Chiariglione highlighted the important role being played by neural networks for much of MPEG’s work on advanced encoding and associated areas such as object-based video search. Modelled on understanding of biological networks in brains, neural networks comprise nodes and connections between them conveying outputs of one node as inputs to another node downstream. Outputs of each node are determined by the inputs combined with a weighting function that can be adjusted independently of all the others during training to converge towards the desired result.

These networks can be applied to any data set that represents objects, structures or form of any kind, providing suitable training sets are available. They can be nested to allow deeper levels of learning for more complex tasks. For image and video processing or recognition, an enhancement called convoluted neural network (CNN) works well, which will sound familiar to developers of traditional video codecs because it breaks down images into tiles that make it easier for the system to exploit and target objects within the image. The machine is first trained to identify individual tiles and then finally to predict or recognize the whole picture by aggregating all the tiles together. So when recognizing say a cat the system would first learn how to identify some of the characteristic partial shapes, such as ears and whiskers perhaps, some of which might be shared by other animals, but not all of them.

Image search, recognition and compression can be enhanced further by application of “neuro fuzzy segmentation” which equates whole objects to geometrical relationships between their parts. This can for example represent images of the human body as component parts like the face, torso and limbs, with further sub-division into smaller parts like hands or even fingers, as well as their place within the whole. So when a system encounters a face it would immediately predict there was a body lying below it, depending on the orientation.
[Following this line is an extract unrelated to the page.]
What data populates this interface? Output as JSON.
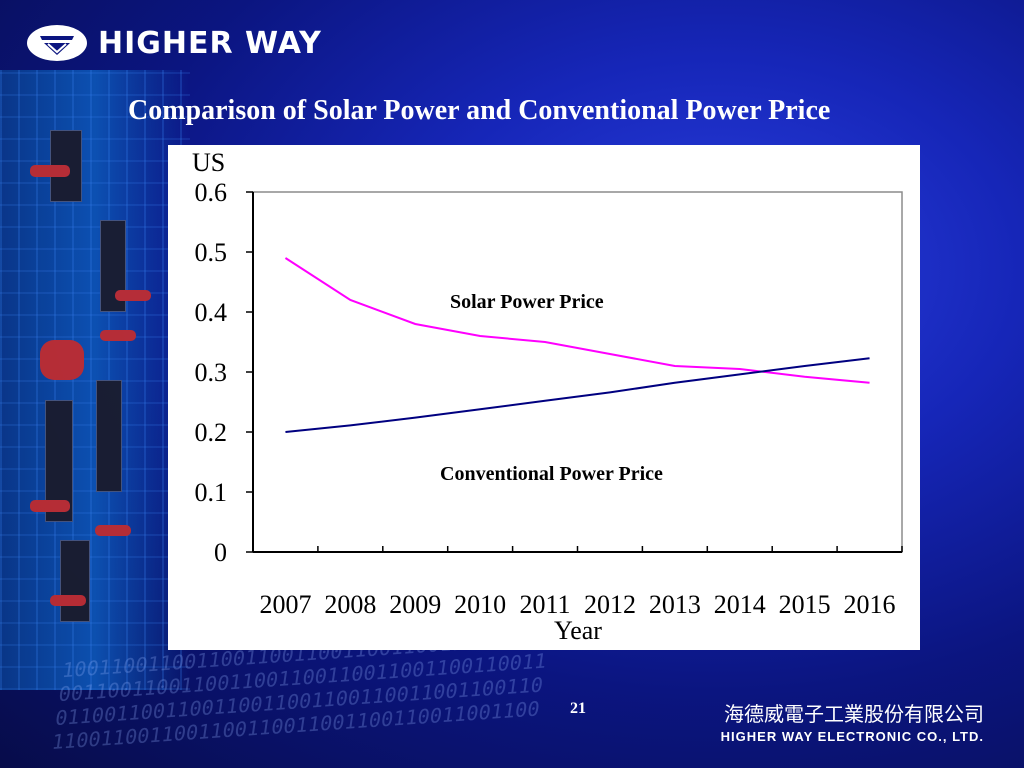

Application of neuro fuzzy segmentation involves three steps, clustering, detection and refinement. First clustering is applied to collect similar pixels, grouping them together in say 4 x 4 blocks and then assembling them into larger areas. Then detection of objects takes place by analyzing these clusters, identifying faces by picking up on their characteristic values for chrominance or color and limited range of luminance or light intensity. Then refinement is applied to help identify objects in more ambiguous areas of a frame, around the edges perhaps where only part of an image such as a face is visible.
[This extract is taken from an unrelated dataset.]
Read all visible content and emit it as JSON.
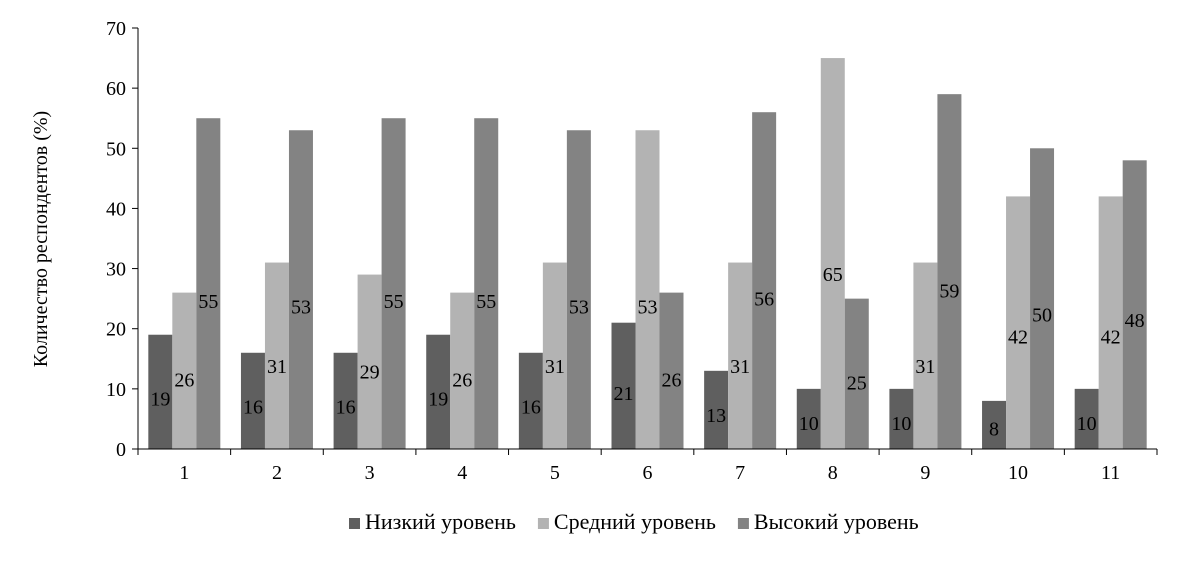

This same principle can then be extended to whole video sequences, again with fuzzy techniques playing a role identifying relationships between objects within the content, even when separated by a few frames.

It can also be applied to video search which MPEG is doing for a standard which Chiariglione says should be released early in 2019. But here again the MPEG community is up against the Internet brigade, with Google having introduced its Video Intelligence API in March 2017 for developers to build applications that can automatically extract entities from a video, whether dogs or even specific faces. Previous Google APIs could only do this for still images. Meanwhile Netflix has been applying convolutional neural networks to content-based metadata extraction, to characterize content down to scene level on the basis of objects that will be searchable by subscribers.
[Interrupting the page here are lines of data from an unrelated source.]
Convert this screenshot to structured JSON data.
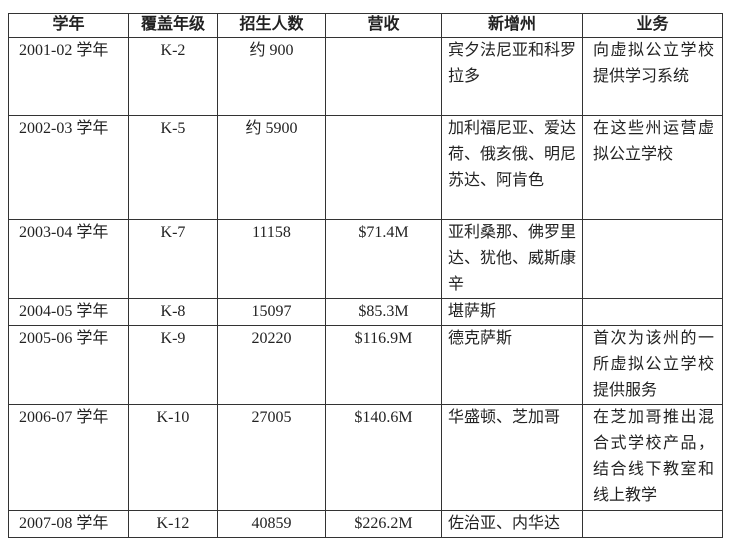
{
  "table": {
    "headers": [
      "学年",
      "覆盖年级",
      "招生人数",
      "营收",
      "新增州",
      "业务"
    ],
    "rows": [
      [
        "2001-02 学年",
        "K-2",
        "约 900",
        "",
        "宾夕法尼亚和科罗拉多",
        "向虚拟公立学校提供学习系统"
      ],
      [
        "2002-03 学年",
        "K-5",
        "约 5900",
        "",
        "加利福尼亚、爱达荷、俄亥俄、明尼苏达、阿肯色",
        "在这些州运营虚拟公立学校"
      ],
      [
        "2003-04 学年",
        "K-7",
        "11158",
        "$71.4M",
        "亚利桑那、佛罗里达、犹他、威斯康辛",
        ""
      ],
      [
        "2004-05 学年",
        "K-8",
        "15097",
        "$85.3M",
        "堪萨斯",
        ""
      ],
      [
        "2005-06 学年",
        "K-9",
        "20220",
        "$116.9M",
        "德克萨斯",
        "首次为该州的一所虚拟公立学校提供服务"
      ],
      [
        "2006-07 学年",
        "K-10",
        "27005",
        "$140.6M",
        "华盛顿、芝加哥",
        "在芝加哥推出混合式学校产品，结合线下教室和线上教学"
      ],
      [
        "2007-08 学年",
        "K-12",
        "40859",
        "$226.2M",
        "佐治亚、内华达",
        ""
      ]
    ]
  }
}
It may well be that MPEG’s video search will be superior to these schemes but the question once more is whether that will be enough to gain widespread traction among those broadcasters and content owners without access to approaches already adopted by Google, Netflix and others. This comes back to the royalty model and raises the question not so much of whether it is broken, but if it is redundant. Chiariglione is surely right to be fearful that an era that defined pay TV might be drawing to a close.

In a way, by ceding to the powerful AOMedia members the ability to add AI features to codecs and compression, before anyone else, by adopting their standards, we open the possibility that one of them may make a compelling first move into a future technology that gives it monopolistic control of the video market.